Domestic Production: In 2005/06, the volume of main season production of wheat was 2.4 million tons with the lion’s share of wheat production in the country originating from Oromia (59%), Amhara (27%) and SNNPR (9%). The main season yield for wheat, for the period 1998/99-2005/06, ranged from a low of 1.08 mt/hectare to a high of 1.67mt/hectare. During this period, wheat yield levels averaged 1.36 mt/hectare.

Commercialization: Excluding the volume of grain set aside for consumption, 28% of total grain production (including oilseeds and pulses) is marketed, of which 15.4% percent is accounted for by wheat. Crop utilization survey data shows that, of the total national production of wheat, 59.27% was utilized for household consumption, 19.54% for sale, while the balance was used for seed, wage in kind, animal feed and other uses.

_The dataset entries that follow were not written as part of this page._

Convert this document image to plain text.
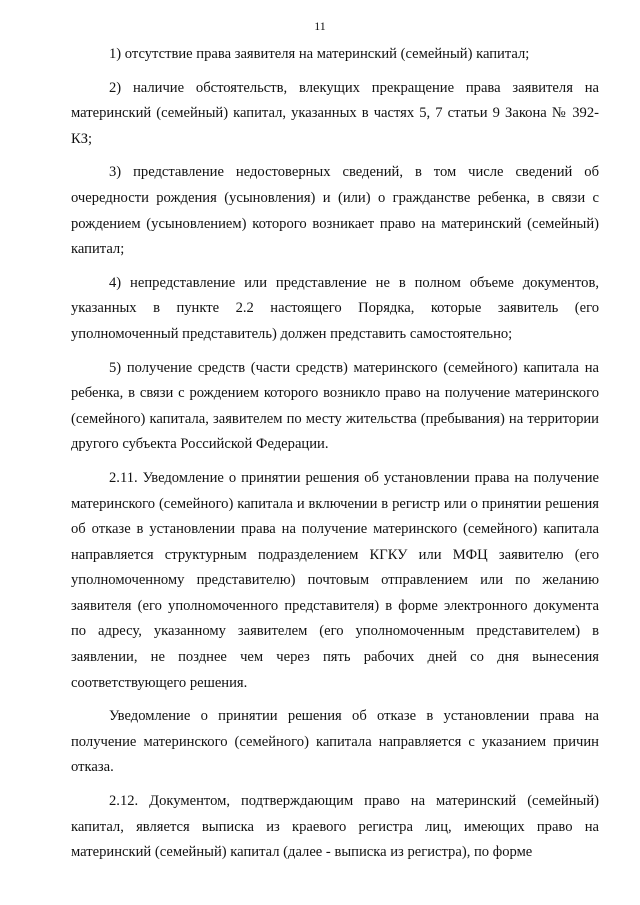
11

1) отсутствие права заявителя на материнский (семейный) капитал;

2) наличие обстоятельств, влекущих прекращение права заявителя на материнский (семейный) капитал, указанных в частях 5, 7 статьи 9 Закона № 392-КЗ;

3) представление недостоверных сведений, в том числе сведений об очередности рождения (усыновления) и (или) о гражданстве ребенка, в связи с рождением (усыновлением) которого возникает право на материнский (семейный) капитал;

4) непредставление или представление не в полном объеме документов, указанных в пункте 2.2 настоящего Порядка, которые заявитель (его уполномоченный представитель) должен представить самостоятельно;

5) получение средств (части средств) материнского (семейного) капитала на ребенка, в связи с рождением которого возникло право на получение материнского (семейного) капитала, заявителем по месту жительства (пребывания) на территории другого субъекта Российской Федерации.

2.11. Уведомление о принятии решения об установлении права на получение материнского (семейного) капитала и включении в регистр или о принятии решения об отказе в установлении права на получение материнского (семейного) капитала направляется структурным подразделением КГКУ или МФЦ заявителю (его уполномоченному представителю) почтовым отправлением или по желанию заявителя (его уполномоченного представителя) в форме электронного документа по адресу, указанному заявителем (его уполномоченным представителем) в заявлении, не позднее чем через пять рабочих дней со дня вынесения соответствующего решения.

Уведомление о принятии решения об отказе в установлении права на получение материнского (семейного) капитала направляется с указанием причин отказа.

2.12. Документом, подтверждающим право на материнский (семейный) капитал, является выписка из краевого регистра лиц, имеющих право на материнский (семейный) капитал (далее - выписка из регистра), по форме
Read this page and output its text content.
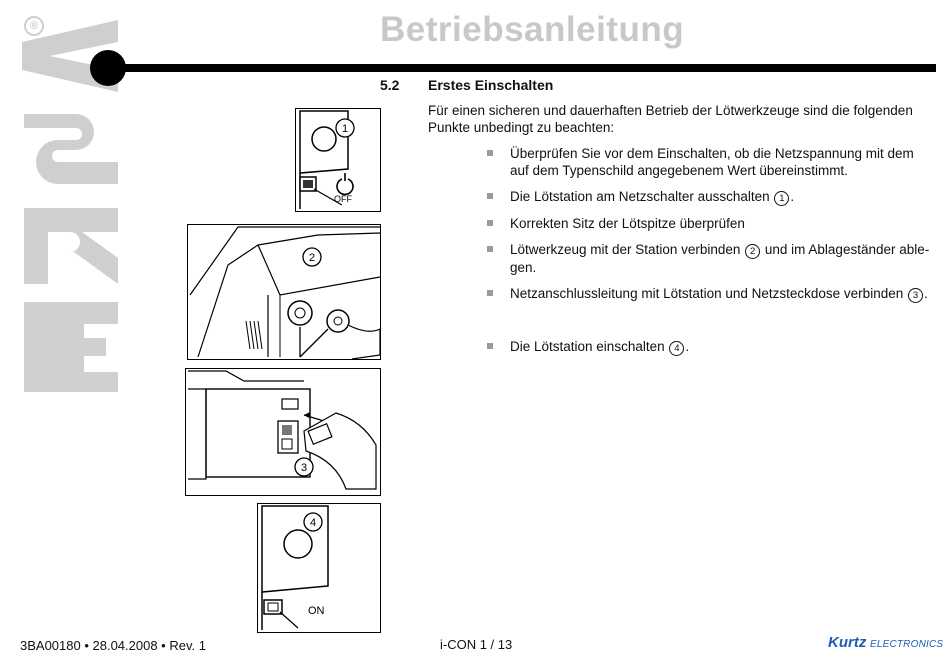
®	Betriebsanleitung
5.2 Erstes Einschalten
Für einen sicheren und dauerhaften Betrieb der Lötwerkzeuge sind die folgenden Punkte unbedingt zu beachten:
Überprüfen Sie vor dem Einschalten, ob die Netzspannung mit dem auf dem Typenschild angegebenem Wert übereinstimmt.
Die Lötstation am Netzschalter ausschalten 1 .
Korrekten Sitz der Lötspitze überprüfen
Lötwerkzeug mit der Station verbinden 2 und im Ablageständer able-gen.
Netzanschlussleitung mit Lötstation und Netzsteckdose verbinden 3 .
Die Lötstation einschalten 4 .
1
OFF
2
3
4
ON
3BA00180 • 28.04.2008 • Rev. 1	i-CON 1 / 13	Kurtz ELECTRONICS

Domestic Trade structure/characteristics: In general, the commercial grain supplies mainly come from the production of small farmers, private commercial farmers, state farmers, imports and food aid. The market participants in Wheat trade include producers (small holders and commercial farms), wholesalers, retailers, part-time farmer- traders, brokers, agents, assemblers, processors, cooperatives, EGTE, and consumers.

Global Scenario: Though the export of wheat is negligible, Ethiopia’s export of cereals and cereal preparations allowed national export earning in 2005/06 was 38,466 tons, valued at 14 million USD. Globally, the world production of wheat reached 632.6 million tons in 2004 of which world export of wheat in 2004 totaled 19.3 billion USD and the volume of export was 118.8 million tons. The volume of world import of wheat was 116 million tons valued at 21 billion USD.

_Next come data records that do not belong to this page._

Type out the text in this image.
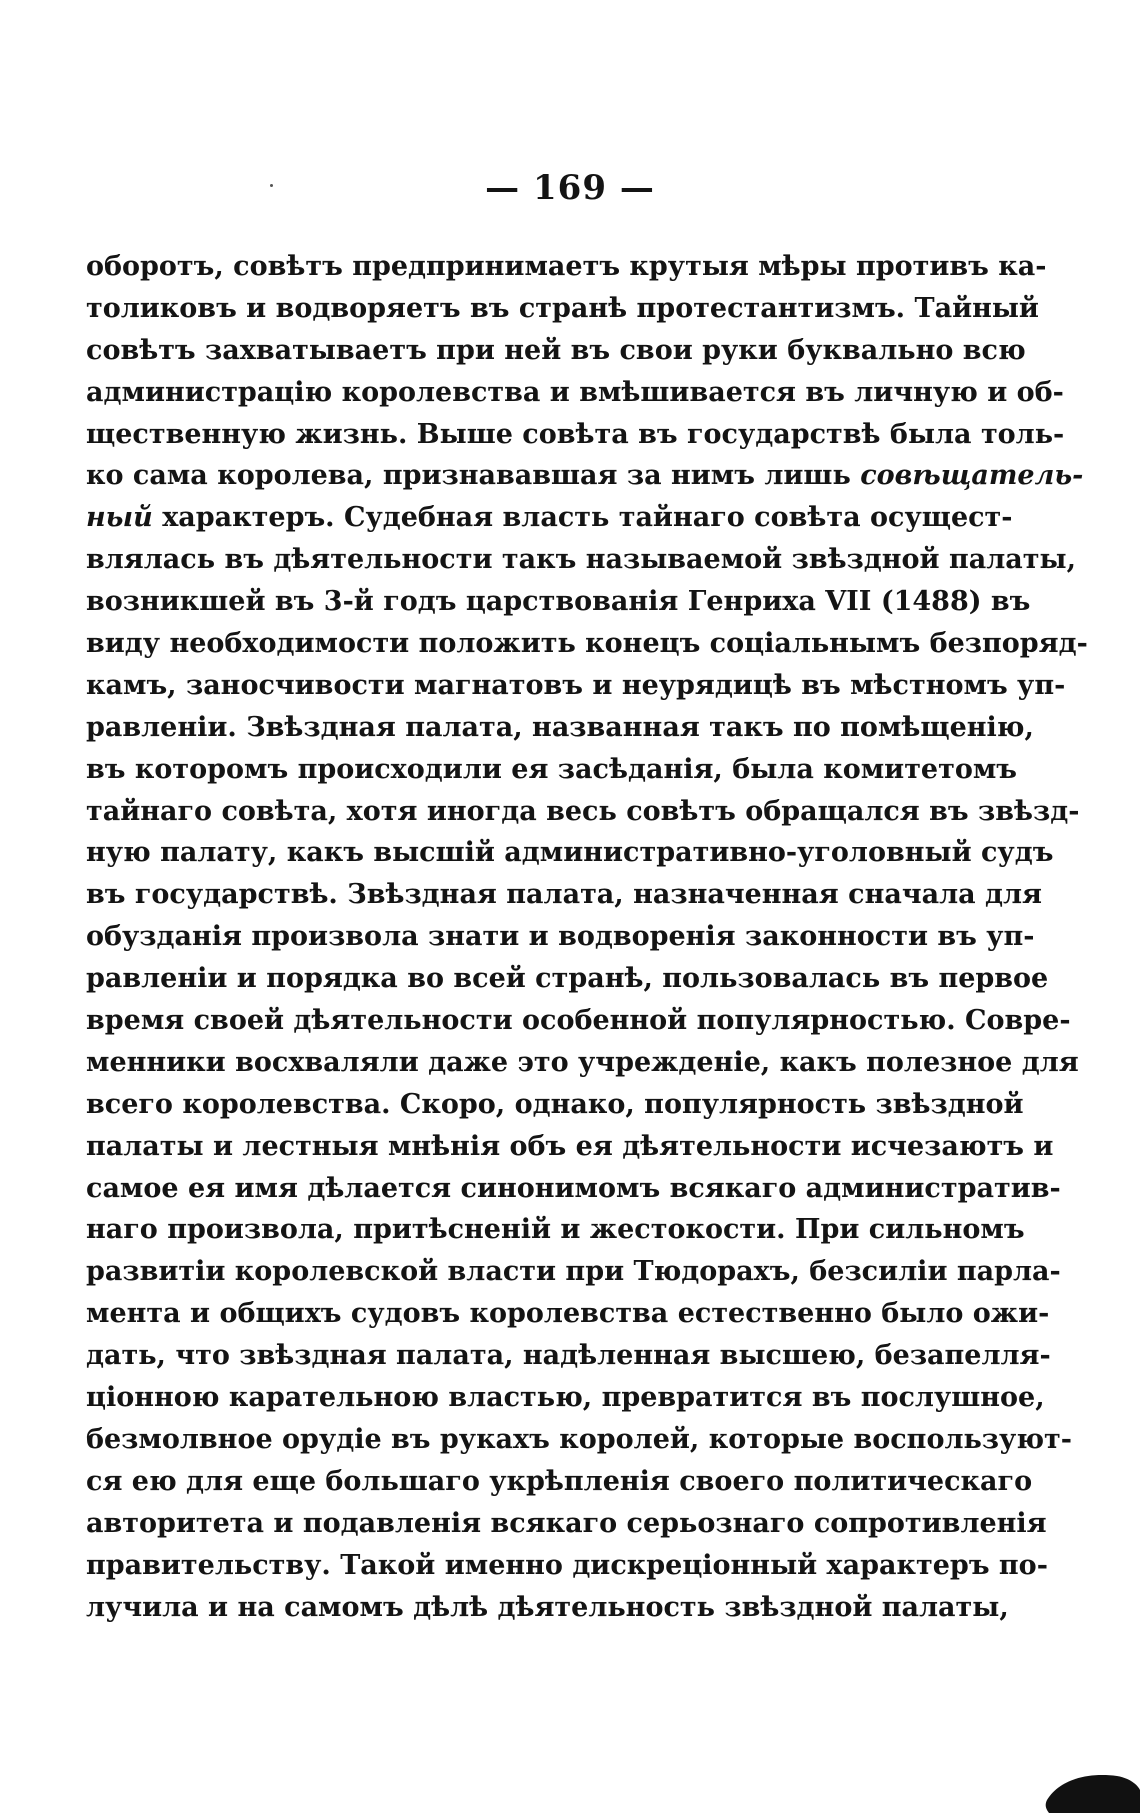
— 169 —
оборотъ, совѣтъ предпринимаетъ крутыя мѣры противъ ка-
толиковъ и водворяетъ въ странѣ протестантизмъ. Тайный
совѣтъ захватываетъ при ней въ свои руки буквально всю
администрацію королевства и вмѣшивается въ личную и об-
щественную жизнь. Выше совѣта въ государствѣ была толь-
ко сама королева, признававшая за нимъ лишь совѣщатель-
ный характеръ. Судебная власть тайнаго совѣта осущест-
влялась въ дѣятельности такъ называемой звѣздной палаты,
возникшей въ 3-й годъ царствованія Генриха VII (1488) въ
виду необходимости положить конецъ соціальнымъ безпоряд-
камъ, заносчивости магнатовъ и неурядицѣ въ мѣстномъ уп-
равленіи. Звѣздная палата, названная такъ по помѣщенію,
въ которомъ происходили ея засѣданія, была комитетомъ
тайнаго совѣта, хотя иногда весь совѣтъ обращался въ звѣзд-
ную палату, какъ высшій административно-уголовный судъ
въ государствѣ. Звѣздная палата, назначенная сначала для
обузданія произвола знати и водворенія законности въ уп-
равленіи и порядка во всей странѣ, пользовалась въ первое
время своей дѣятельности особенной популярностью. Совре-
менники восхваляли даже это учрежденіе, какъ полезное для
всего королевства. Скоро, однако, популярность звѣздной
палаты и лестныя мнѣнія объ ея дѣятельности исчезаютъ и
самое ея имя дѣлается синонимомъ всякаго административ-
наго произвола, притѣсненій и жестокости. При сильномъ
развитіи королевской власти при Тюдорахъ, безсиліи парла-
мента и общихъ судовъ королевства естественно было ожи-
дать, что звѣздная палата, надѣленная высшею, безапелля-
ціонною карательною властью, превратится въ послушное,
безмолвное орудіе въ рукахъ королей, которые воспользуют-
ся ею для еще большаго укрѣпленія своего политическаго
авторитета и подавленія всякаго серьознаго сопротивленія
правительству. Такой именно дискреціонный характеръ по-
лучила и на самомъ дѣлѣ дѣятельность звѣздной палаты,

Prices: Over the period 2004-06, the price of white wheat displays a similar pattern of relatively low post-harvest January prices followed by a period of rising prices reaching their peak during the main rainy season. However, the price variability of wheat is significant. The Addis Ababa Central market intra-year price variation between highest and lowest prices shows a low 26% in 2006, while this was 29% and 36% in 2004 and 2005, respectively. Nevertheless, the price of wheat in 2006 shows drastically higher prices compared to the preceding years for all the months.